Material and methods

We conducted a study among adult patients with a definite diagnosis of FD. End-stage renal disease (ESRD) was defined according to KDIGO guidelines (2012). In each family we identified an index patient and his relatives who could inherit a mutant gene.

Results

ESRD was found in 50 (24.9%) of 201 patients with FD, including 48 (40.0%) of 120 males and 2 (2.7%) of 81 females. Kaplan-Meier cumulative incidence revealed rapidly increasing number of ESRD at the age of 20-30 years. Five patients received kidney transplant within 17 months (range 7-70 months) from initiation of dialysis treatment. Fifteen (33.3%) of 45 dialysis patients died at the median age of 45 (39; 58) years (all males). Nobody of kidney recipients has died. In 44 (88%) of 50 patients, FD was diagnosed during screening in the Russian dialysis units within 1 year after initiation of dialysis treatment, including one patient after kidney transplantation.
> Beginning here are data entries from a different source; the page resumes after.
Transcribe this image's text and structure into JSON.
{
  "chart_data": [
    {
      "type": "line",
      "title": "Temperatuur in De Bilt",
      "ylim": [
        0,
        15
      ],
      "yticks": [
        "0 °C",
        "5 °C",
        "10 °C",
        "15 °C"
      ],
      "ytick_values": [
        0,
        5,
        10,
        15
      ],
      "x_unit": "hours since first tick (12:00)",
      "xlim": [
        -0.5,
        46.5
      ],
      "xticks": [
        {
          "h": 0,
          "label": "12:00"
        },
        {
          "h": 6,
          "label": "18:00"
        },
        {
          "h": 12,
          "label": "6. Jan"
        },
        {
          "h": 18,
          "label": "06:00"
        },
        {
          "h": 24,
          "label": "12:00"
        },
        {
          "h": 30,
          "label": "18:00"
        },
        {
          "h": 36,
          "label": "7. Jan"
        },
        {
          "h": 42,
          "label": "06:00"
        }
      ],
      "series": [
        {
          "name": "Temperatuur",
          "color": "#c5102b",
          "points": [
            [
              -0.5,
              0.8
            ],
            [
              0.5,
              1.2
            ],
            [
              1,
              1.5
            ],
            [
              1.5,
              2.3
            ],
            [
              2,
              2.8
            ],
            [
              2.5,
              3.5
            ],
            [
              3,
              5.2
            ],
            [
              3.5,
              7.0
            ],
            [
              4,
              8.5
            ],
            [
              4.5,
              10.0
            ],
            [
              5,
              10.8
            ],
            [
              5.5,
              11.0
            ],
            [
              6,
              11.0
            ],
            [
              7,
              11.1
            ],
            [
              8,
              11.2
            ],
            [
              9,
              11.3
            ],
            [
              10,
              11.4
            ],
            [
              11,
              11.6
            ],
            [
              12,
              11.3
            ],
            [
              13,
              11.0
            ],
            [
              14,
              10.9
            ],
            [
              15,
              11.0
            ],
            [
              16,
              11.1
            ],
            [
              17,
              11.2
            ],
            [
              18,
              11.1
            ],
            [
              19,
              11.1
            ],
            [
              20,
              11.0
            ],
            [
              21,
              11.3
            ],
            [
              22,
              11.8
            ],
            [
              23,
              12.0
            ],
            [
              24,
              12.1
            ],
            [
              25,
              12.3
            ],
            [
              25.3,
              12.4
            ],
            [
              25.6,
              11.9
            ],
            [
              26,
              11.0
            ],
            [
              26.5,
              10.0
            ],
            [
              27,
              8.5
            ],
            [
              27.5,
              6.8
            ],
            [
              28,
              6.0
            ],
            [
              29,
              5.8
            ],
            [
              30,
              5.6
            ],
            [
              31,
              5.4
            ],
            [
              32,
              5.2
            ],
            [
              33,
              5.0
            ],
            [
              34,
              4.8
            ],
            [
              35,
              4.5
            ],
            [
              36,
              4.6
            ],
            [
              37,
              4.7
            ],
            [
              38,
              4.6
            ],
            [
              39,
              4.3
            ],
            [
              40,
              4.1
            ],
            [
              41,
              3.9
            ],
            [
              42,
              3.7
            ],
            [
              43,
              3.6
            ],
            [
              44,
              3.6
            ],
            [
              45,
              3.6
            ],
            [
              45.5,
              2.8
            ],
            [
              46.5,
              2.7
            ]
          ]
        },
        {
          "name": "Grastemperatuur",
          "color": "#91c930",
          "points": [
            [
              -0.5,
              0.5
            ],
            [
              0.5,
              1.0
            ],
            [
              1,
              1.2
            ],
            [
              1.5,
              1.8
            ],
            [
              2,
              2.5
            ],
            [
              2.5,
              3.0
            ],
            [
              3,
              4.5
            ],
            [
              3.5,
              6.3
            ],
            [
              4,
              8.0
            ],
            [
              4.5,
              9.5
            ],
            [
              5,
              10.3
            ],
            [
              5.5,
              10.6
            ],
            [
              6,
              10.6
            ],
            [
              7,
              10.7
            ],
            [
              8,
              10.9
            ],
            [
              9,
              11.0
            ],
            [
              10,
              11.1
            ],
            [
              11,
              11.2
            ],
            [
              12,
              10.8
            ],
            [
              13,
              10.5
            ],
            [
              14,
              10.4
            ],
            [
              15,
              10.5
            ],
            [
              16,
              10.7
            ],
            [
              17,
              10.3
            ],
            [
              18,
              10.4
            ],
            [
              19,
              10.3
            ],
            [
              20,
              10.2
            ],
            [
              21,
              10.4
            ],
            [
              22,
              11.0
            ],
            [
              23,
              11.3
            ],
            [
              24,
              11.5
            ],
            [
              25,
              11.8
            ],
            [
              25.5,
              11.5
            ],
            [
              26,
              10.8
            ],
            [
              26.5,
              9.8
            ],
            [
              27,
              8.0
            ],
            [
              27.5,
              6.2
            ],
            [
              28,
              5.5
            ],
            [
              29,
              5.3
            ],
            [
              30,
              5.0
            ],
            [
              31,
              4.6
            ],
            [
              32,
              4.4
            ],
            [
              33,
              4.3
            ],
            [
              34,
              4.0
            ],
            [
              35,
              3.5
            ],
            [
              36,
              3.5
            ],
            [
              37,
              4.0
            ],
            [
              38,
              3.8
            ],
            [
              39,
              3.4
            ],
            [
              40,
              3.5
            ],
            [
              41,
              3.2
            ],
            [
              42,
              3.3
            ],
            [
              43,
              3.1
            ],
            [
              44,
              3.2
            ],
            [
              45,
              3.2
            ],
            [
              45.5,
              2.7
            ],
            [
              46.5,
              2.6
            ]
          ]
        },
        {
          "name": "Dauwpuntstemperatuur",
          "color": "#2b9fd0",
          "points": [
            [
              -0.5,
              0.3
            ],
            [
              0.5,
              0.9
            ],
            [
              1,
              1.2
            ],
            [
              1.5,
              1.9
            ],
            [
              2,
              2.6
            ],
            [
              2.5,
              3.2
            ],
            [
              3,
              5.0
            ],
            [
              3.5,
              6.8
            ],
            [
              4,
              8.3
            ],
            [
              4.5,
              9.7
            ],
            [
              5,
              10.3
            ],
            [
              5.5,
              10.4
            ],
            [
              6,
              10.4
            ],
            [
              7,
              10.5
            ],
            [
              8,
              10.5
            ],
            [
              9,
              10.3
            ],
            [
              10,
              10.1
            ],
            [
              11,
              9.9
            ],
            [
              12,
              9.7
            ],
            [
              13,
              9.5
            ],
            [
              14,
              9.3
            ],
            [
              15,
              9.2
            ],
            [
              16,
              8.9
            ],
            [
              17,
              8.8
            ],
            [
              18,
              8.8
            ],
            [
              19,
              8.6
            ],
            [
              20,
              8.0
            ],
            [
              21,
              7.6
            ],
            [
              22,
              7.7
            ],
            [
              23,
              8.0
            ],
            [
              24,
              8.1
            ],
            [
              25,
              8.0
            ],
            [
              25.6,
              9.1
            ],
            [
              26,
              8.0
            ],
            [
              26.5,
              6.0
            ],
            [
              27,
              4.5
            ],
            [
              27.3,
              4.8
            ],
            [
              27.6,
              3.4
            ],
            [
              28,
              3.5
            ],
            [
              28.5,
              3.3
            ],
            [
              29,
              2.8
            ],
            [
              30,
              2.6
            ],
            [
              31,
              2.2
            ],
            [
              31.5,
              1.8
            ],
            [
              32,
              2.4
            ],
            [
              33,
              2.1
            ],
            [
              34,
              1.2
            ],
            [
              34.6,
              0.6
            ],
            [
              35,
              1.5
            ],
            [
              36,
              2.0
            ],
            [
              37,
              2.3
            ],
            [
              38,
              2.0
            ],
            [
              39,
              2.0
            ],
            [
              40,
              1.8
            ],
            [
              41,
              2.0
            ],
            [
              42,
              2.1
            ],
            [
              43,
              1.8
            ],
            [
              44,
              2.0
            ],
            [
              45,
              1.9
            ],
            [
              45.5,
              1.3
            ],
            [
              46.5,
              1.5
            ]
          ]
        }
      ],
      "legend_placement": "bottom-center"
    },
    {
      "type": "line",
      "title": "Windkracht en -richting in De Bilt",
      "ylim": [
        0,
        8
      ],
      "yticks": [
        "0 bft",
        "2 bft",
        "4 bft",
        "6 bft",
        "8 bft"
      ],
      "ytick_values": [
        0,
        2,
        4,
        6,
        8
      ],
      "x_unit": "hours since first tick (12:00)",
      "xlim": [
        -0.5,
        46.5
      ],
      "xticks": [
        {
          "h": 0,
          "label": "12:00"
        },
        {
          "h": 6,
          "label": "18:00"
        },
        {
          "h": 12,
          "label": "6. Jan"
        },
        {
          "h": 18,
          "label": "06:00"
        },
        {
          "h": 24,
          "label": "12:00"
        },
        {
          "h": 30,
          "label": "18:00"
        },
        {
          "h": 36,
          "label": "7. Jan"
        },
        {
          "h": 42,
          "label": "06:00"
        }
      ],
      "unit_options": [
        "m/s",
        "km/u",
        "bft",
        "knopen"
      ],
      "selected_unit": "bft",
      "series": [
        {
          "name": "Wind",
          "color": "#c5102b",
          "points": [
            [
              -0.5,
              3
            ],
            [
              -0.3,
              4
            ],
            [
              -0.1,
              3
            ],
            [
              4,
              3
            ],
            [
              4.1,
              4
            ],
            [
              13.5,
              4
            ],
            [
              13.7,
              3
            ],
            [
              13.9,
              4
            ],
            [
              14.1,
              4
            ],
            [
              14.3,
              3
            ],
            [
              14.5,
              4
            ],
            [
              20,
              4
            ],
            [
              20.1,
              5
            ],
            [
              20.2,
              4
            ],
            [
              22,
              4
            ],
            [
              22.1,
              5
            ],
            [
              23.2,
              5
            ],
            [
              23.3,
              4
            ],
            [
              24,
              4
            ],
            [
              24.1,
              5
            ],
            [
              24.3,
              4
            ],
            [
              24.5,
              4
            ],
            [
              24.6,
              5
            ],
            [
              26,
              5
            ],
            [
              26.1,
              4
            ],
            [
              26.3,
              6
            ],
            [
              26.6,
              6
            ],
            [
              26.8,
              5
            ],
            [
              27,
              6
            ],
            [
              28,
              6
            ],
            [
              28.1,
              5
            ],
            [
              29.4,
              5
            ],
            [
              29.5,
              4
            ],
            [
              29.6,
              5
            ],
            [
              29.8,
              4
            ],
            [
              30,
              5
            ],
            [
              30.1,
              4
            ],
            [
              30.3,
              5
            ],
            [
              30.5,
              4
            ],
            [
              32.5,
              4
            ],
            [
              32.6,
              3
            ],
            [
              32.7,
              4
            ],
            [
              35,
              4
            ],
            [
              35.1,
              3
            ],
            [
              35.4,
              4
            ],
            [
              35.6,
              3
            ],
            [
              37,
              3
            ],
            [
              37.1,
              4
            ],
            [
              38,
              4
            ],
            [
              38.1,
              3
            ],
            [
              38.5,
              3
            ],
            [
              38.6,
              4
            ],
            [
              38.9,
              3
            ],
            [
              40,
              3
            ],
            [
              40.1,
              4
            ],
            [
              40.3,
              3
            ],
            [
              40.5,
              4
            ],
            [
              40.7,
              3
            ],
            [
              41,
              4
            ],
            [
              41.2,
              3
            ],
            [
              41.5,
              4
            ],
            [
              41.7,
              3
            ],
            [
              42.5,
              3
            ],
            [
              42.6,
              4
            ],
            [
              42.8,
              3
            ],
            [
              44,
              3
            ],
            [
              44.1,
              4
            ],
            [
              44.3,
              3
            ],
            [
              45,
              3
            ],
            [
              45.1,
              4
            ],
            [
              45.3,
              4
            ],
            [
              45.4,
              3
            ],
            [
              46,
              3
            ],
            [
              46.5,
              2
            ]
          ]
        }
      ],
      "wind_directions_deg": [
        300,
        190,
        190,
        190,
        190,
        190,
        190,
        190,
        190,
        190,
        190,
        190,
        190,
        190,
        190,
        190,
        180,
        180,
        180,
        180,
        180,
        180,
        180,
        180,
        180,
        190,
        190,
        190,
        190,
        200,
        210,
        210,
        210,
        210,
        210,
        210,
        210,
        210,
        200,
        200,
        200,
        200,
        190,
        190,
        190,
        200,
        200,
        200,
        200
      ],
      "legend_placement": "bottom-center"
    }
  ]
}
Genetic testing showed FD in 89 (57%) of 156 family members (including 18 children) of probands with ESRD. 80.4% relatives had early signs of kidney involvement.

Conclusion

ESRD is a frequent complication among patients with FD and is associated with worse prognosis. Dialysis screening remains an effective way to identify probands with FD and opens an opportunity for identifying relatives with early stages of FD.

Key words

Fabry disease, end-stage renal disease, renal replacement therapy, survival, family screening.